Tutorial: Creating Flexible HDR Toning
In my Photoshop Maximum Tour I show a technique that I borrowed from Matt Kloskowski. It has to do with the new Photoshop CS5 command, HDR Toning (not Merge to HDR Pro). Found under the Adjustments menu, this command lets you do single image HDR or what some people call Faux HDR.
There’s one problem with HDR Toning: if you try to either duplicate the Background layer or Convert to Smart Object to give yourself more flexibility, here’s what happens:
There’s no choice: if you want to run HDR Toning it has to be one the Background layer.
In my seminar I show a method Matt came up with that involves using an Action to deal with the situation. Here’s another option, for you non-Action kinda folks.
Step one: Duplicate the background layer
Step two: Convert the top (duplicated) layer to a Smart Object
Step three: double-click on the Smart Object to edit its contents (this will open a second window)
Step four: Choose Image>Adjustments>HDR Toning. When asked, click OK to flatten the document.
Step five: Apply the HDR Toning setting that you want.

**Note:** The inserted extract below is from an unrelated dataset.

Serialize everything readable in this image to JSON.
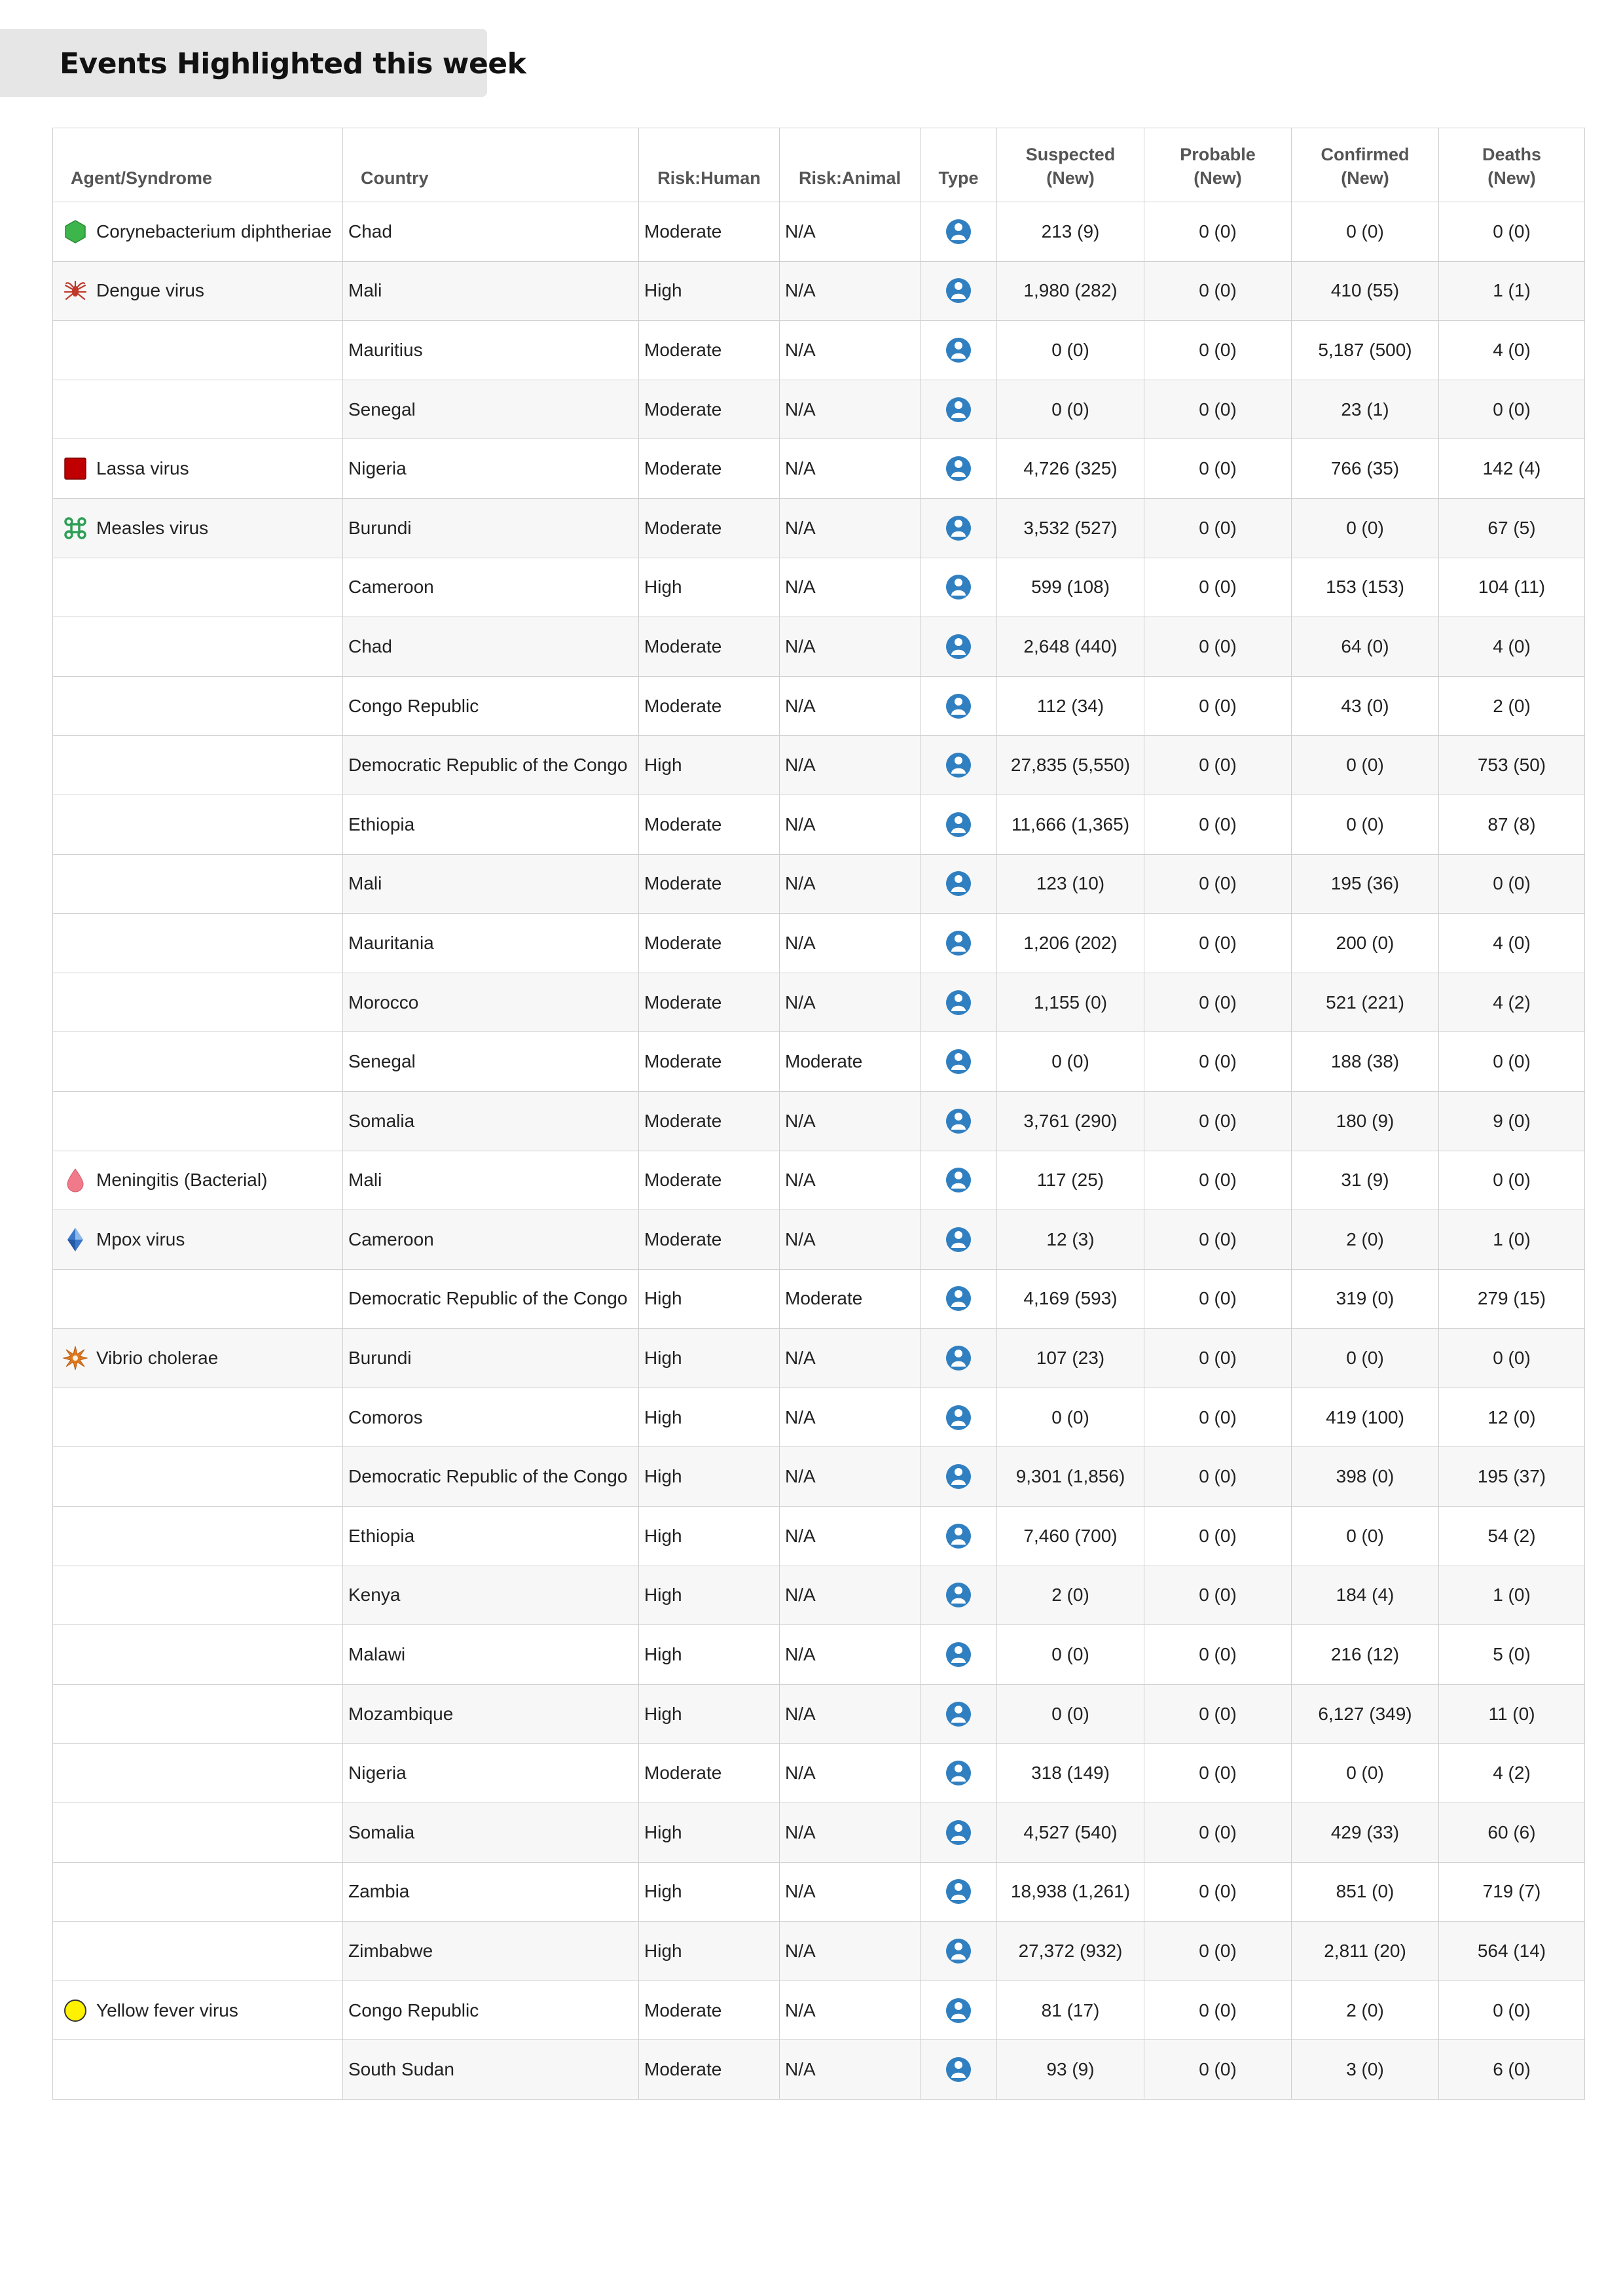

Close and Save the document.
In the original document the top layer (the Smart Object) will be the photo with the HDR Toning settings applied, and you also have the original Background layer below.
Now you can experiment with different blend modes and opacity settings (here Multiply at 80%), or you can always delete the Smart Object, and start over at step one.
At this point there is no way to create an editable version of HDR Toning, but this method at least gives you an opportunity to change your mind and/or blend in the original.